Oil spill administrator says $5B in claims paid

August 23, 2011 - 2:45 PM

JACKSON, Miss. (AP) — The fund set up to compensate victims of last year's BP oil spill in the Gulf of Mexico has paid more than $5 billion in claims, the fund administrator said Tuesday.

Washington D.C. lawyer Kenneth Feinberg also released a summary of payouts from the $20 billion fund, which was established in August 2010 to help people whose lives and businesses were hurt by the spill.

The report says the Gulf Coast Claims Facility had received 947,892 claims from all 50 states and 36 foreign counties. It said 359,441 claims were paid and 430,000 were denied. Some are pending. Others are still coming in.

"The GCCF has largely succeeded in its primary objective — to compensate those individuals and businesses who can demonstrate financial harm due to the Oil Spill," the report says. "The compensation program has not been perfect; but several midcourse corrections have been made in an effort to deal with the constructive criticism offered by victims of the spill, public officials, and others."

Critics say the claims process has been too slow, difficult to navigate and lacked transparency. The critics include Mississippi Attorney General Jim Hood, who sued Feinberg in July to get access to claims filed by coastal residents. Hood says he wants to make the claims process more transparent.

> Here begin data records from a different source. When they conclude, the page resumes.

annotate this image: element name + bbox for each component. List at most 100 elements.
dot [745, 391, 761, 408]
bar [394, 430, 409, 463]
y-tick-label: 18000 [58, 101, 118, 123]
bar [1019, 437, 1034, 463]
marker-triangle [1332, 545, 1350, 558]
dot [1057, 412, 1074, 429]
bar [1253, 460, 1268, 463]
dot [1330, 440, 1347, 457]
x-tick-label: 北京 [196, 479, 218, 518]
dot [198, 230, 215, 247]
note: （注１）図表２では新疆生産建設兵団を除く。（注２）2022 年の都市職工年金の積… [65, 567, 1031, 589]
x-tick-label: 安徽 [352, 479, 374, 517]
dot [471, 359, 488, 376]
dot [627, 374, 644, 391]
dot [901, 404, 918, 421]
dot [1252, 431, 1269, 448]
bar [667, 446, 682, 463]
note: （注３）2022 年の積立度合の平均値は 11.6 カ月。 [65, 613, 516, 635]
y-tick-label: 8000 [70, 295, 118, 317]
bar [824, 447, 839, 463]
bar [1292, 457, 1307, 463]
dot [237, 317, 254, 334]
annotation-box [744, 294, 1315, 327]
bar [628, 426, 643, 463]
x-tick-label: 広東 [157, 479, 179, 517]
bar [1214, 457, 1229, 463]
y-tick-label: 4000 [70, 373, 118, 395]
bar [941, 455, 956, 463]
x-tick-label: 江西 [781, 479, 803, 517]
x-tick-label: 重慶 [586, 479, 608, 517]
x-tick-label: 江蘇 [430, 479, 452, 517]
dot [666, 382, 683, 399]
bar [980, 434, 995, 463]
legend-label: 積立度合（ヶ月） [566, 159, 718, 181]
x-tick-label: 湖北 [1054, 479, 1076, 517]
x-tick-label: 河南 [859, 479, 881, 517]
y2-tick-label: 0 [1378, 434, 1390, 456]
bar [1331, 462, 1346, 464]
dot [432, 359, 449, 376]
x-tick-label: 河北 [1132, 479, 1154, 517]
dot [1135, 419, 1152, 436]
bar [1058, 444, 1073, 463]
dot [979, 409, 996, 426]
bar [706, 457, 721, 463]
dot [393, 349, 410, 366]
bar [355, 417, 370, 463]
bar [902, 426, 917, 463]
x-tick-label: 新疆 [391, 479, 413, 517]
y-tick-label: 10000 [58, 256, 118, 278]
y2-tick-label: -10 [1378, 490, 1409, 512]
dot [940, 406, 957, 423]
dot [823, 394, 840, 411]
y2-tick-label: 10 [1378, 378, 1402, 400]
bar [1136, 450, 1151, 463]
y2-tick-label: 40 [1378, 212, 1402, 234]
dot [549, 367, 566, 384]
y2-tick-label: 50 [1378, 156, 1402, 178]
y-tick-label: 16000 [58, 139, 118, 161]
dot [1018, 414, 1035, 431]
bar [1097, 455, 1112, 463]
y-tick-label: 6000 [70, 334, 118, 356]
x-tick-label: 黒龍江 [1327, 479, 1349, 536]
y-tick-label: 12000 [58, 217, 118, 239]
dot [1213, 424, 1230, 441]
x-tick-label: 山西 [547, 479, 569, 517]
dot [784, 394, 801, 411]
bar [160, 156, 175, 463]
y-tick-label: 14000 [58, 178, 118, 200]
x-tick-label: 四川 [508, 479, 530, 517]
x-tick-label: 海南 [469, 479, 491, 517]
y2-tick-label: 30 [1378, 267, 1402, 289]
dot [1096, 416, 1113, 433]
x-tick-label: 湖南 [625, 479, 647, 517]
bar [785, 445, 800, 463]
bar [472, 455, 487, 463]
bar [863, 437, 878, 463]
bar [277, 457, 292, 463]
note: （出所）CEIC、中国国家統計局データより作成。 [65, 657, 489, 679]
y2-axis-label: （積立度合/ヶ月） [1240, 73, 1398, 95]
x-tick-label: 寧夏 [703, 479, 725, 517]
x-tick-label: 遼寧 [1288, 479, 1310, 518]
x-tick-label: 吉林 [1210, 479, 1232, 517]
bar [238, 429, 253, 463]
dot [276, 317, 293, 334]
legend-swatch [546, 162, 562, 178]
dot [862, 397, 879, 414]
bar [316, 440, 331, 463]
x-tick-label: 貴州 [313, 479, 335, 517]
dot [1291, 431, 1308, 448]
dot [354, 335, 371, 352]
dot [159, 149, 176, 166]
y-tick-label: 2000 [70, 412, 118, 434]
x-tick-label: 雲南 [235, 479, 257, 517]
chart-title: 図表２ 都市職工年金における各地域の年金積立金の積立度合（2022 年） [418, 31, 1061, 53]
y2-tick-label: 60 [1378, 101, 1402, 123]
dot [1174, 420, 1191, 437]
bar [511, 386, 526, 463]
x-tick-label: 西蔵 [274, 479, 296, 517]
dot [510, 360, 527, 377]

According to the report, Florida had the most paid claims, with 150,920 totaling more than $2 billion. Louisiana followed with 115,702 claims paid totaling about $1.5 billion. Alabama had 53,681 claims paid totaling $862 million. Mississippi had 30,193 claims paid totaling $387 million. All other paid claims, 8,945, totaled $262 million.

The report said 61,558 new claims were received in the past three months, an average of 4,397 a week. The claims process is to remain in place until August 2013.

Eleven workers were killed April 20, 2010, when the Deepwater Horizon oil rig exploded off the coast of Louisiana. Some 206 million gallons of oil spewed from the well a mile beneath the sea, according to government estimates.